When I train for a race, the support of my friends, family, and trainer keeps me motivated to keep putting in the miles. Similarly, employees need regular reminders that the organization values learning. You can support company learning culture in several ways:

  • Nudges: emails and push notifications that remind employees to learn signal that the organization values learning time.
  • Microlearning: building easier-to-fit small lessons throughout the day empowers employees to dedicate the time to learn.
  • Coaching and mentoring programs: colleagues who dedicate time to an employee’s growth show that coworkers also buy into learning.
  • Reflecting and sharing: setting aside time to reflect on training or experiences gives employees the time to solidify their learning.
  • Make it part of the conversation: managers who discuss learning in learning in everyday conversations signal leadership buy-in and support.

Buy-in from Managers

Building support at the manager level begins at the C-suite and then trickles down to managers and employees. Executives can praise learning success, hold managers accountable for learning successes, and push for investing in learning technology. And these are all signals to managers that they should climb aboard the learning train.

But you can’t stop at the boardroom. You have to show managers themselves how more learning time will earn them their own medals—AKA, meet their team and department goals and land their bonuses. If you can do that, then you’ve got allies.

Often, your head of people is a great place to start because effective training solves so many HR challenges—like less need to hire talent amid the current skills gap, employee retention and attracting high performers. But you can’t stop at HR, either. You need all managers onboard, and for that you’ll need to switch up your tactics.

Speak Management

When you approach managers about the benefits of providing more learning time, tailor your message. How you do that depends on your company structure, but here’s what managers will want to know:

  • Sales: How will more time to learn help employees hit their targets?
  • Customer support: How will it boost NPS, customer retention, resolution times, and conversation abandonment rates?
  • Marketing: How will it help employees keep up with new trends, channels, and technologies?
  • Production: How will it decrease waste, errors, quality issues, and production costs?
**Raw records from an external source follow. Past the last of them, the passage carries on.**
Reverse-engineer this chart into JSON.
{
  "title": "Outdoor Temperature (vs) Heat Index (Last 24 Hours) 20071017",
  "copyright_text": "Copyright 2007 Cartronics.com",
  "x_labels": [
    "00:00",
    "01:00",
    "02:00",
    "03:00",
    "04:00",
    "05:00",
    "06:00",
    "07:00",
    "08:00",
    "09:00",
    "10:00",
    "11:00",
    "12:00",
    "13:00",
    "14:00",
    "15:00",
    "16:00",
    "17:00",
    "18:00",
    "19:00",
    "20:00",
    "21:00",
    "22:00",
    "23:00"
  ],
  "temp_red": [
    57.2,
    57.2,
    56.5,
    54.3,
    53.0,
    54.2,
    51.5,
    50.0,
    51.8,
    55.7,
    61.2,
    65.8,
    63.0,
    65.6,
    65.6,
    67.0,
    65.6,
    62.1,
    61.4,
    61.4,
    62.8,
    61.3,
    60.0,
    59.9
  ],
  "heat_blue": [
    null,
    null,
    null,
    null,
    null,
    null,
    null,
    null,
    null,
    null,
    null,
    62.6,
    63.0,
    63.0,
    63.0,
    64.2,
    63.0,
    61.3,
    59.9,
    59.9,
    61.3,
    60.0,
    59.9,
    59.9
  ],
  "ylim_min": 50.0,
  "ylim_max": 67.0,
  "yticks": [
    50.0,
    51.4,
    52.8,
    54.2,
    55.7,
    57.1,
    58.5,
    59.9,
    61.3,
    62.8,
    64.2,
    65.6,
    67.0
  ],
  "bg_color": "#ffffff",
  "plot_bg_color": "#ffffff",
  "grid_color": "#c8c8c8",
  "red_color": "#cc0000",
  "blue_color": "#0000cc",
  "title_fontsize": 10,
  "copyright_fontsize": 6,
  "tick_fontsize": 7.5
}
The ROI of More Time to Learn at Work

It’s all too easy to get into a stalemate around learning. The old way of thinking pits learning against productivity goals, and it’s the same mindset that views L&D as a cost center, not a value center. But if you reframe learning as complementary to productivity, you’re well on your way to boosting learning time on the job. More importantly, you’re helping your company view L&D as a business-critical initiative—and that’s the key to winning the skills race.